The most notable M&A-related campaigns of the year so far, however, have been a spinoff or a break up of a company, with Elliott again a frontrunner. The activist first dipped its toes into French waters at the end of last year when it disclosed a 2.5% stake in spirits group Pernod Ricard in December 2018. Elliott began pushing for improvements to margins and corporate governance while suggesting Pernod consider selling off underperforming assets and merging with another large spirits company.
Although the company pushed back against Elliott at first, the company said it had “the firm intention to continue to actively manage its portfolio, in terms of either selling or buying,” and retained JPMorgan and Morgan Stanley to sell its wine unit.
Elliott also found success at Whitbread where the activist joined Sachem Head Capital Management in its calls for a break-up last year. By the end of the year, Whitbread agreed to sell its coffee business Costa to The Coca-Cola Company for 3.9 billion pounds. Elliott was not done, however, and in May 2019 began pushing Whitbread to divest between 10% and 15% of its Premier Inn property portfolio. The company has remained resolute in its strategy to grow the brand.
Elliott decreased its stake in Whitbread to below 5% but jumped into action earlier this month at Scout24, calling on the German classifieds company to divest its car listings division and increase its share repurchase plan.
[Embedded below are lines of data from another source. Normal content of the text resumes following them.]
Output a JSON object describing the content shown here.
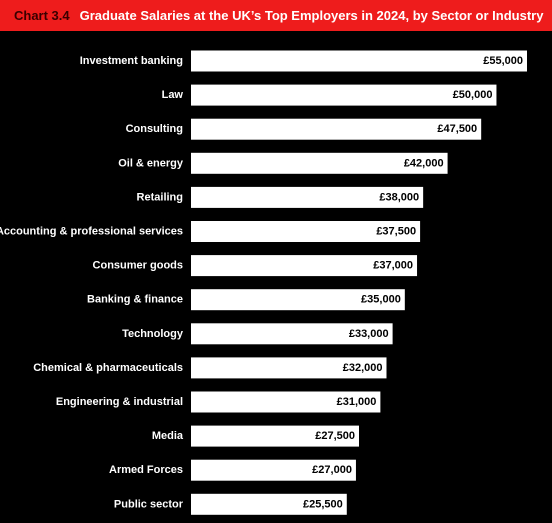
{
  "header": {
    "chart_number": "Chart 3.4",
    "title": "Graduate Salaries at the UK’s Top Employers in 2024, by Sector or Industry"
  },
  "colors": {
    "background": "#000000",
    "title_bar": "#ee1c1c",
    "chart_number": "#3a0000",
    "bar": "#ffffff",
    "bar_label": "#000000",
    "category_label": "#ffffff"
  },
  "chart_data": {
    "type": "bar",
    "orientation": "horizontal",
    "title": "Graduate Salaries at the UK’s Top Employers in 2024, by Sector or Industry",
    "xlabel": "",
    "ylabel": "",
    "grid": false,
    "legend": "none",
    "xlim": [
      0,
      55000
    ],
    "categories": [
      "Investment banking",
      "Law",
      "Consulting",
      "Oil & energy",
      "Retailing",
      "Accounting & professional services",
      "Consumer goods",
      "Banking & finance",
      "Technology",
      "Chemical & pharmaceuticals",
      "Engineering & industrial",
      "Media",
      "Armed Forces",
      "Public sector"
    ],
    "values": [
      55000,
      50000,
      47500,
      42000,
      38000,
      37500,
      37000,
      35000,
      33000,
      32000,
      31000,
      27500,
      27000,
      25500
    ],
    "data_labels": [
      "£55,000",
      "£50,000",
      "£47,500",
      "£42,000",
      "£38,000",
      "£37,500",
      "£37,000",
      "£35,000",
      "£33,000",
      "£32,000",
      "£31,000",
      "£27,500",
      "£27,000",
      "£25,500"
    ]
  }
}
Eight days later, the company said it would review strategic alternatives for its car trading platform, six months after rejecting a 46-euros-per-share takeover offer by private equity groups Hellman & Friedman and Blackstone.
“Activists are more willing to split assets to have a better evaluation of the company,” Berjal explained. “This is interesting as Europe has thus far not been a playground for that. We can see that it’s the beginning of something.”
Another company to be confronted with M&A arguments as well as governance issues was Suez, where Amber Capital called for a strategic “reset” through the sale of mature assets and investments in new projects. The activist accused the company of “years of limited portfolio management,” arguing that assets need to be divested and the proceeds reinvested to deleverage and buy back shares.
Geographic upper hand
While Berjal sees the tactics as typically American, she believes an activist investor usually has to be based in Europe to do well in Europe. “You need to understand the network, how it works, where you can go, the people, where the possibilities are, and purely U.S.-based firms are not able to do that,” she explained. “A network is not just shareholders but proxy fighters, experts, press, or what you need to have a campaign organized so well that you can win.”